Normothermic and hypothermic models for studying the deleterious effects of hypoxia-reoxygenation on EDHF-mediated relaxation in isolated porcine coronary arteries

INTRODUCTION The vasomotor response of the coronary artery is altered by hypoxia-reoxygenation (H-R) induced damage. The aim of our study was to compare and evaluate normothermic and hypothermic models which are suitable for future drug studies of vasoprotective action against H-R injury.
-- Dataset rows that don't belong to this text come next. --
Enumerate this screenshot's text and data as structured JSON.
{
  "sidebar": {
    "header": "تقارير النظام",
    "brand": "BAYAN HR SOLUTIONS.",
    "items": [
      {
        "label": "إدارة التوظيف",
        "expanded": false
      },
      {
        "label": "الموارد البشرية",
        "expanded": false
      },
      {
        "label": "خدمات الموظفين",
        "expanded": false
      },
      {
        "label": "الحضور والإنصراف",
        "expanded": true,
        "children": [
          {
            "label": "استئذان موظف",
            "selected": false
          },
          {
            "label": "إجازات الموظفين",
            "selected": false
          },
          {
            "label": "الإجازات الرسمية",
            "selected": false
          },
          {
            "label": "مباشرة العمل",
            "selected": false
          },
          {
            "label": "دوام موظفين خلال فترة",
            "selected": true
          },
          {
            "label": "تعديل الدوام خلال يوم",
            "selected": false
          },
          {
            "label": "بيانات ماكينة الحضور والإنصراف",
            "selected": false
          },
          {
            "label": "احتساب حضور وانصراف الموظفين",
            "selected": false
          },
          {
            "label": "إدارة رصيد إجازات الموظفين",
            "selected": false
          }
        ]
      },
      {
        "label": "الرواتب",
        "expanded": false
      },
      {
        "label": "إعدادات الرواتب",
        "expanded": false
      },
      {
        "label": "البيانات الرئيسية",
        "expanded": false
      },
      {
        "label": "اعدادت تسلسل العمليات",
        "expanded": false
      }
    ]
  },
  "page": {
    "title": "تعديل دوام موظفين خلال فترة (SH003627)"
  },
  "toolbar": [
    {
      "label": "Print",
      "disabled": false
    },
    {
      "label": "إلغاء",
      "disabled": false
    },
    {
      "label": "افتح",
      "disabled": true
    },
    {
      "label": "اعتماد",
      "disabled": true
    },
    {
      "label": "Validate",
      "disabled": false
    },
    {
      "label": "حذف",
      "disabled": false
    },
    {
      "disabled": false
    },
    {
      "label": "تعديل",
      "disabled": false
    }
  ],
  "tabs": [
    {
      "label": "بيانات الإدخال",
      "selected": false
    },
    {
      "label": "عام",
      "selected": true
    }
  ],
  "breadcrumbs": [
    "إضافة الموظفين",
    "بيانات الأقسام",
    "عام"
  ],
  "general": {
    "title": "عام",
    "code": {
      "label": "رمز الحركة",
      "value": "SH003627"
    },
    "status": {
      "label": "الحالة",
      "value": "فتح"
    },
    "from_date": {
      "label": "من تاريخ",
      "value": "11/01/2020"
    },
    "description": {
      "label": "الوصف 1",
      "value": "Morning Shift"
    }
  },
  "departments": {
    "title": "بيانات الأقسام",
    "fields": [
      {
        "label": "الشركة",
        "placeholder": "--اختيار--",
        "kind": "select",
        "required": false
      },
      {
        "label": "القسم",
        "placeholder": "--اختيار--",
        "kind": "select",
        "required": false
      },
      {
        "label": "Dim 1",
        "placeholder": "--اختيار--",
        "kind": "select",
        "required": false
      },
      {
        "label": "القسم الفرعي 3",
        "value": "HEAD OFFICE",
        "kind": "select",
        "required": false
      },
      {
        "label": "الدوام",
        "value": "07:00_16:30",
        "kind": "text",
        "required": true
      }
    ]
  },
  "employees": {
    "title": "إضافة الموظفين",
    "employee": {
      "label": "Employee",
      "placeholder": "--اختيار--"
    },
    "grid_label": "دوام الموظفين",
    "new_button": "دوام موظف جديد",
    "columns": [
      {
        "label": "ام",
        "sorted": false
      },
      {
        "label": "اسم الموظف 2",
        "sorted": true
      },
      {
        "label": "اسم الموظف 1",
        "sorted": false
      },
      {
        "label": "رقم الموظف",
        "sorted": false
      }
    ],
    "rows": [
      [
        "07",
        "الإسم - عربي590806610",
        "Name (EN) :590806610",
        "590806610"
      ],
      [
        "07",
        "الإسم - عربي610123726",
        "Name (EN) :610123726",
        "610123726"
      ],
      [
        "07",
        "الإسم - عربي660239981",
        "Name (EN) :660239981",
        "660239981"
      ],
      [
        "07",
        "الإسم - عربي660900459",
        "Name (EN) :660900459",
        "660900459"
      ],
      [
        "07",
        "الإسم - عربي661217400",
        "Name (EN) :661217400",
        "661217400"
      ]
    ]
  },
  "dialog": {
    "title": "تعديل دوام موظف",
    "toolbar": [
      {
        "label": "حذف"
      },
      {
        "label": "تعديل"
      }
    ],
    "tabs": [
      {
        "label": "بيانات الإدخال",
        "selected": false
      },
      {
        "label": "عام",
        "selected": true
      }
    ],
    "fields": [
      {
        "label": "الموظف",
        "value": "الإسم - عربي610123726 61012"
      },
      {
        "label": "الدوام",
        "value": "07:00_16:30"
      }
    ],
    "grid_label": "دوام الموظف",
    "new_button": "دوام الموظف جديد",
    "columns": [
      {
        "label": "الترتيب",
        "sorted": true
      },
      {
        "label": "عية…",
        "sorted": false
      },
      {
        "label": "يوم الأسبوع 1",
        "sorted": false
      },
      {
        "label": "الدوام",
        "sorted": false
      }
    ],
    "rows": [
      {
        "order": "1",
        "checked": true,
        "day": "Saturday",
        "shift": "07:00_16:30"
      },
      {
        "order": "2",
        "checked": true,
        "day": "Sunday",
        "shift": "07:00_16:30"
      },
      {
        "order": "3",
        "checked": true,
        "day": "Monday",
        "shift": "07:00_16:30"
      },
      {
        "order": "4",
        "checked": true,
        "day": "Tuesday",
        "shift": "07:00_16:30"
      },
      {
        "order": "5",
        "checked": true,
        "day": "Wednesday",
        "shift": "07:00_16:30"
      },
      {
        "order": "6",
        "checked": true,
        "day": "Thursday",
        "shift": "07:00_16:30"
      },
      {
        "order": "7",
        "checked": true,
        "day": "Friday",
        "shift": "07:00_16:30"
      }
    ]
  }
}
METHODS Porcine coronary arterial rings were isolated and placed in Krebs-Henseleit (K-H) solution. Rings were exposed to normoxic conditions (control group) and two different H-R conditions: the first induced by a 95% N(2)-5% CO(2) gas mixture (40- and 60-min hypoxia) in a normothermic protocol, and the second induced by hypothermic (4 degrees C) hypoxia-reoxygenation in an air-tight beaker filled with K-H solution (24- and 48-hours hypoxia). Reoxygenation was applied by introducing K-H solution aerated with a 95% O(2)-5% CO(2) mixture under normothermic (37 degrees C) conditions. To test the EDHF-mediated relaxation by substance P, rings were first incubated in L-NNA, nitric oxide synthase inhibitor, and indomethacin, cyclooxygenase inhibitor, and then pre-contracted with thromboxane analogue U-46619. Analysis of the maximum relaxation of the arterial rings was performed by one-way ANOVA, followed by Bonferronis post-test. RESULTS Distal segments of the coronary artery responded faster to contraction induced by U-46619 and were relaxed by substance P to a greater extent than proximal segments. Maximal relaxations of arterial rings induced by a 10 nM solution of substance P were significantly reduced (p<0.001) from the values for normoxic rings (81.0+/-1.0%, n=30) after 40-min H-R (50.5+/-5.3%, n=30), 60-min H-R (32.1+/-3.5%, n=30), 24-hours hypothermic H-R (56.0+/-2.3%, n=30) and after 48-hours hypothermic H-R (38.5+/-5.1%, n=30). CONCLUSIONS The model employing 40-min normothermic H-R is as effective as 24-hours hypothermic H-R, and 60-min normothermic H-R as 48-hours hypothermic H-R for studying the deleterious effects of H-R on EDHF-mediated relaxation.